Finnish is one of the two official languages of Finland. The other is Swedish.
The Finnish language doesn’t come from the same language family as Swedish, Danish, and Norwegian, which are all descended from Old Norse. Finnish is more closely related to Estonian and Hungarian, and other Uralic minority languages such as Livonian, Votic, Karelian, and Ingrian.
Unlike most European languages, Finnish has no grammatical gender. The term “hän” can stand for either “he” or “she”'.
The Finnish language also has no future tense, relying on context or the presence of words like huomenna (“tomorrow”) or kohta (“soon”).
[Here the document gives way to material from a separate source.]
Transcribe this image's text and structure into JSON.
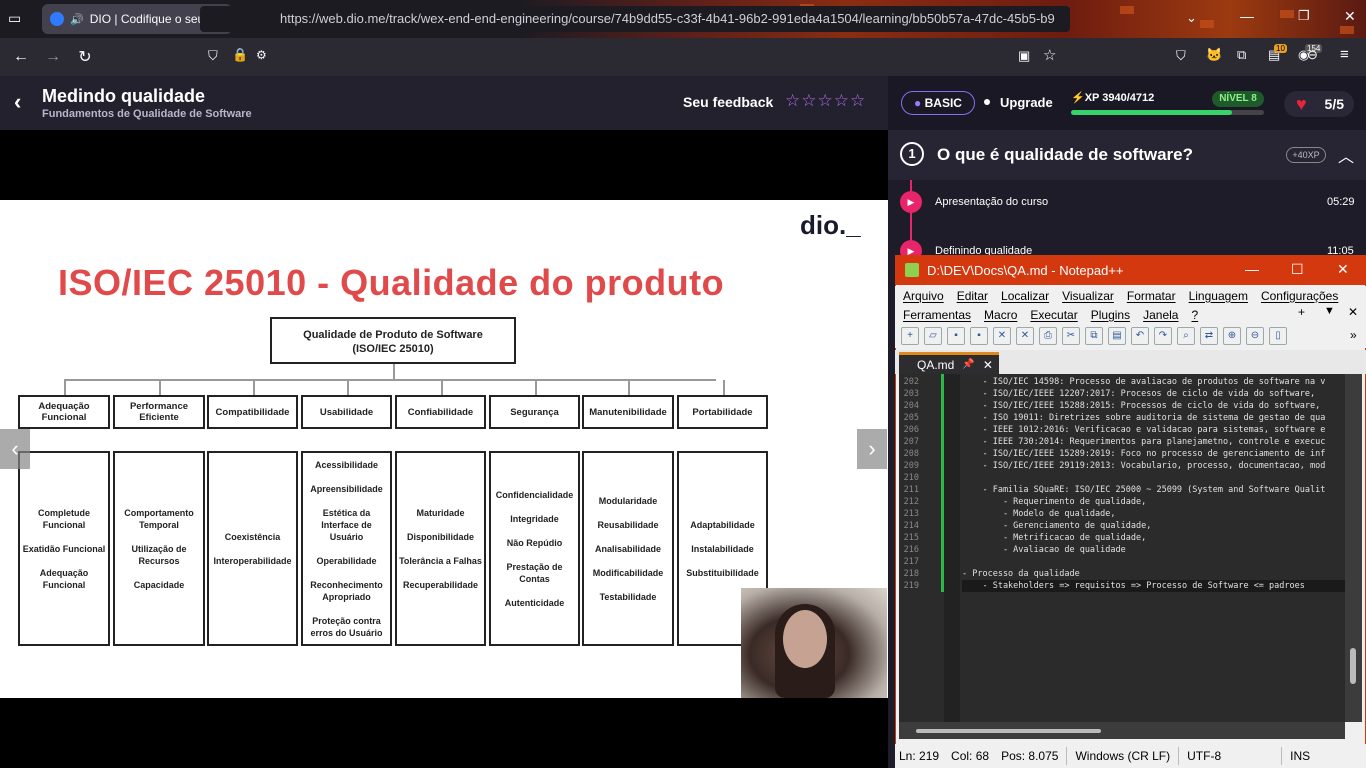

There are very few Finnish loanwords in English. In fact, only one popular word comes to mind—sauna. Saunas originated in Finland, and are now a popular kind of health facility around the world.
The Finnish language’s propensity for compounding words has given rise to some of the longest possible in any language. Lentokonesuihkuturbiinimoottoriapumekaanikkoaliupseerioppilas clocks in at 61 letters, and serves as a cautionary tale for multilingual UI designers. It means “airplane jet turbine engine auxiliary mechanic non-commissioned officer student.
Of course, that’s probably not a word you’ll see in regular use. But Finnish also holds the Guinness World Record for the longest palindrome: saippuakivikauppias, which means “soapstone seller”.